Given their runs scored/runs against during the streak, the Royals probably should have won two or three games. It only stands to reason that any team on a losing streak–except one that is getting shut out just about every game–has been under-performing against their run differential.

If they can’t get a win in the next two games against Seattle, it’s not getting any easier. Three games in Oakland are followed by visits to Kansas City by the Red Sox and Yankees for three games each. I’m not suggesting they’re going to lose 27 straight games, but they’ve laid the groundwork to go 3-24 or 4-23 in this span.

THE MY APOLOGIES TO THE NATIONALS MATCHUP (opponents with greatest difference in Prospectus Hit List rankings): Washington Nationals (20th) @ Philadelphia Phillies (13th)

I have to take a moment and publicly lock myself in virtual stocks for one of the worst predictions ever. Last time out, I indicated that the real color of the Nationals’ pitching staff would be on display in the extremes of Coors Field once they got away from the cuddly confines of RFK. Yes…well done. Instead, the Nats reinserted themselves into the Wild Card picture.

What they did at Coors is fairly historic. In the process of sweeping the Rockies, Washington pitchers allowed just four runs. No visiting team has ever managed to do that before in Denver, either in Coors Field or Mile High Stadium. A couple clubs have come close, but, usually, a team that allows just 10 runs in a three-game set has the right to act like they’ve thrown a trio of shutouts.
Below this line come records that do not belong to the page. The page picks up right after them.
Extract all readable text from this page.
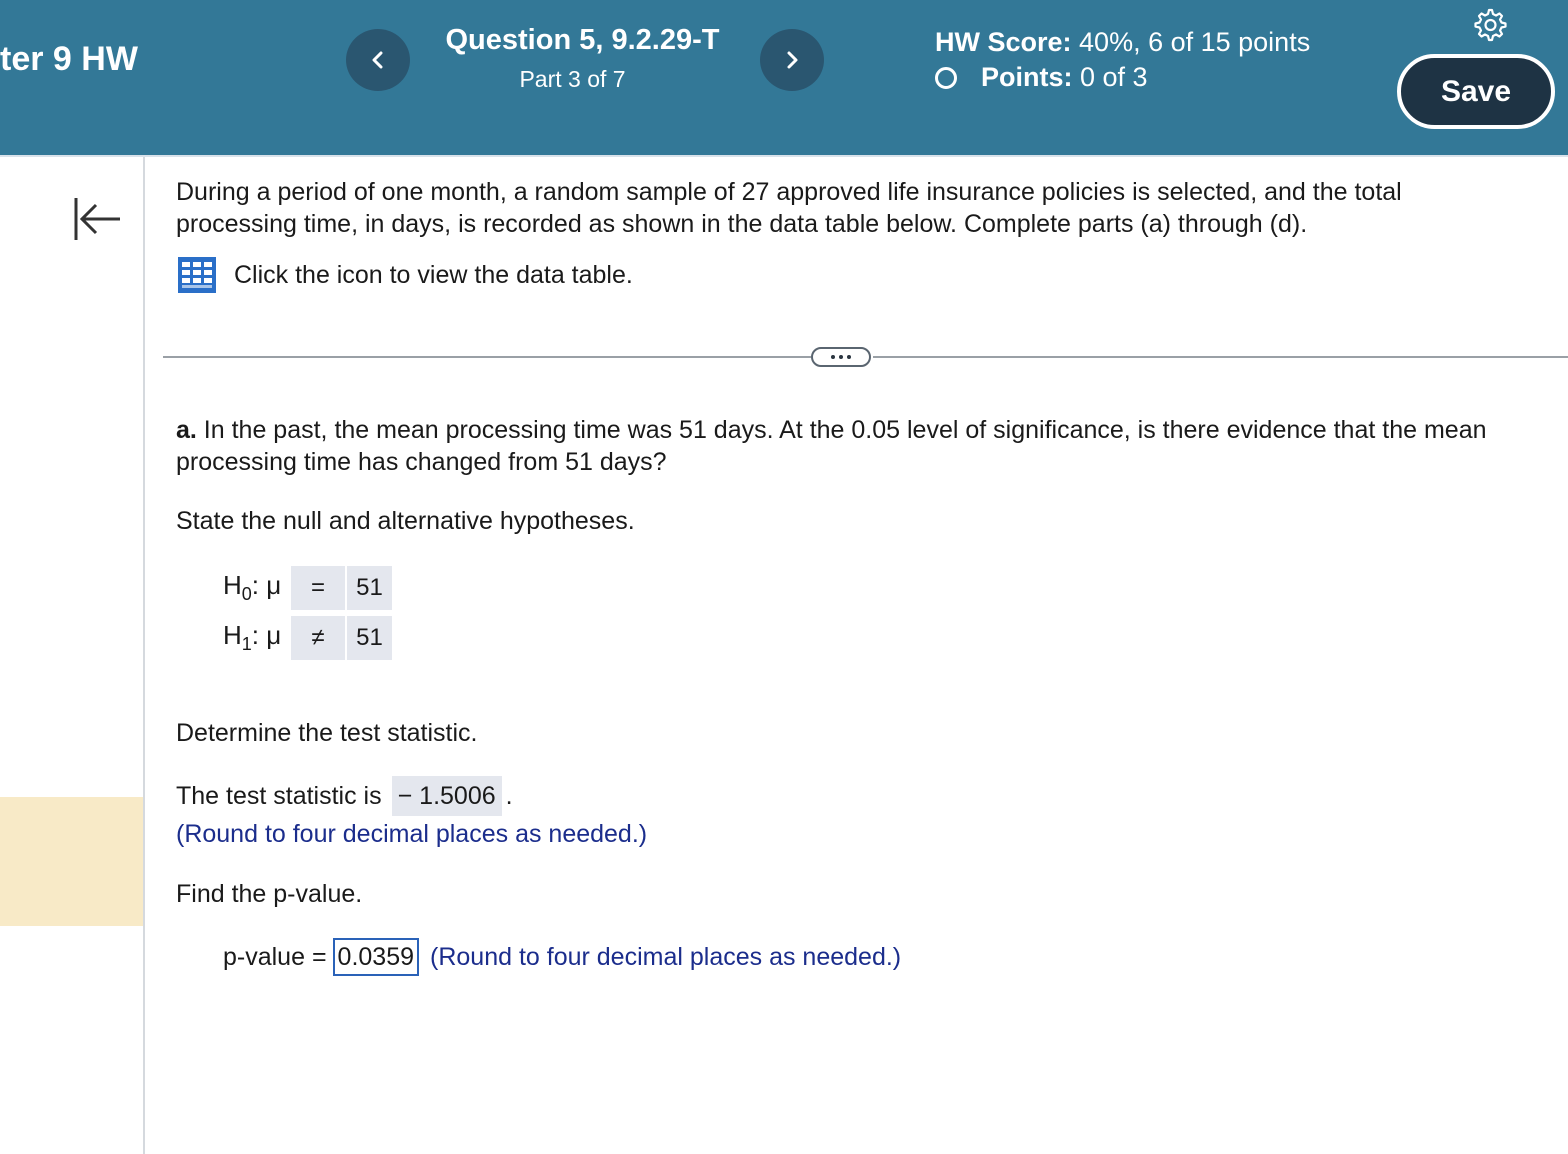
ter 9 HW	Question 5, 9.2.29-T
Part 3 of 7
HW Score: 40%, 6 of 15 points
Points: 0 of 3	Save
During a period of one month, a random sample of 27 approved life insurance policies is selected, and the total processing time, in days, is recorded as shown in the data table below. Complete parts (a) through (d).
Click the icon to view the data table.
a. In the past, the mean processing time was 51 days. At the 0.05 level of significance, is there evidence that the mean processing time has changed from 51 days?
State the null and alternative hypotheses.
$H_0$: μ	=	51
$H_1$: μ	≠	51
Determine the test statistic.
The test statistic is − 1.5006 .
(Round to four decimal places as needed.)
Find the p-value.
p-value = 0.0359 (Round to four decimal places as needed.)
In the third series ever played in Colorado, their fellow upstarts the Marlins held them to just seven runs. The Marlins lost the opener 5-4, then won 2-1 and 11-1. The next year, the Braves finished the strike-shortened season–and the baseball career of Mile High Stadium–by beating the Rockies 7-4, losing to them 1-0 and beating them 13-0. The 1-0 game comes with an asterisk, though, having gone only six innings. Greg Maddux twirled the three-hitter to close the ballpark and the season on August 11. The next time the Braves came to town, it was new stadium with the same result. From June 16 to 18, 1995, Atlanta beat Colorado 2-0, 7-1 and 9-4.

That’s about it, really. A few teams have managed to surrender eight or nine runs in a series, but the Nationals really pared it down. Yes, there was a rare 13-hit shutout in the mix and yes, these are not your older brother’s Rockies, but attention must be paid–this was an awesome accomplishment.

Do you know what this past Saturday was? That’s right: Lefthander’s Day. There were 14 major league games played that day. Do you know how many of the starting 28 pitchers were lefties? That’s right: none. It would seem that lefties are not about to take over the world and have to resign themselves to having only one day out of 365 to call their own. The good news for the sinister crowd is that if the majors ever take a page out of Hollywood and use one of the higher apes to play baseball, chances are, it’ll be a lefty.